Many people who can see the need to protect persons injured by guns and can see the parallels for responsibility to motor vehicles have a problem with involving insurance companies. Writing recently in a diary about possible system for requiring insurance on guns, one of the most common concerns was a distrust or even hatred of insurers. This is understandable because insurance companies often deny claims or access to insurance; and denial is likely to be harmful and very upsetting to the person denied. In so many areas, insurance coverage is required in one way or another and is a barrier to people getting on with their lives. Nevertheless, insurance is necessary and it matters greatly how it is implemented.
So the question is how would the insurance experience for gun owners work out?
The system I am envisioning in my writing requires insurance to be purchased by manufacturers or importers in such a way that, to relieve an insurer of responsibility, each successive owner must take over or provide new insurance. If the gun is lost, stolen or diverted the responsibility stays with the current insurer. This is critical because the primary danger lawful owners make to the public is they may lose control of a gun. An important advantage of this system is that the government only has to regulate or even know about manufacturers, importers and insurers. There is no need to register privately owned guns for this to work.
The legislation needed to mandate insurance would prescribe the types of incidents that would be covered and the requirements for payment. It is very important that it be a no-fault system for two reasons, the situation in many shootings is so unclear that, even if it’s obvious there must be some kind of fault, proving it can be very difficult and protecting the privacy of gun owners is very important. This gives insurers much less room is denying claims than in other kinds of insurance. No-fault insurance for automobiles works well in many states, but the comparison of cars to guns is to the Personal Injury Protection (PIP) coverage that’s part of many state systems as it applies to pedestrians, who often don’t have their own insurance. For examples, see Florida and New York.
For the purchasers of gun insurance, it’s likely that there would be substantial competition about rates. Gun selling businesses would work hard to make good and economical carriers available to their customers. Because the rates would probably vary significantly for customers in different situations, with different styles of storage and use and for different types of firearms, the insurers would be competing on convenience and privacy as well as price.

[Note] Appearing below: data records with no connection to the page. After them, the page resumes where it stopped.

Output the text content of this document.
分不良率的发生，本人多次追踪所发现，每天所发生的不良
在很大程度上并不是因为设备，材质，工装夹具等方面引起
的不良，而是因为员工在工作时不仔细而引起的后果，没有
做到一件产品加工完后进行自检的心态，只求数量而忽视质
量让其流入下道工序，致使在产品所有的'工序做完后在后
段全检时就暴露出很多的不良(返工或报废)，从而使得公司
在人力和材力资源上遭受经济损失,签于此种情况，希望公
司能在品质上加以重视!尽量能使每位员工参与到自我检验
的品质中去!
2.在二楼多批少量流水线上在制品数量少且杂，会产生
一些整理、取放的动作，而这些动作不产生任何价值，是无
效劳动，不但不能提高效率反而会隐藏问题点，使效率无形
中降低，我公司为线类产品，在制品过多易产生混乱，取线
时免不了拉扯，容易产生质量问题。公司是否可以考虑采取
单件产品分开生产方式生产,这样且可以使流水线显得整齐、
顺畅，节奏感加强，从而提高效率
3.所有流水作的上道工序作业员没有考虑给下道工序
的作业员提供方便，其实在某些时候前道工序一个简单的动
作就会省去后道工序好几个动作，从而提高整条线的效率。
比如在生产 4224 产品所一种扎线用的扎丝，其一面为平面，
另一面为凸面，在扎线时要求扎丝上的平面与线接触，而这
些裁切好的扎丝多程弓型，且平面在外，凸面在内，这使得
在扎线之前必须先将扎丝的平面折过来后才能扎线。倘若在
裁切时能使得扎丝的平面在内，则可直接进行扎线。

The big costs for automobile liability insurance claims are injuries and property damage rather than fatalities. Because guns are involved in only about 2.5% as many injuries as motor vehicles, the average cost would be low. Very generous benefits would have an average annual cost to insurers of less than $40 per gun. Limits similar to a less generous plan such as Florida’s PIP would be less than one quarter of that. These are averages; and particular situations would have higher or lower costs. In particular, guns that have been in the possession of owners for substantial periods have a much smaller chance of turning up in shootings later.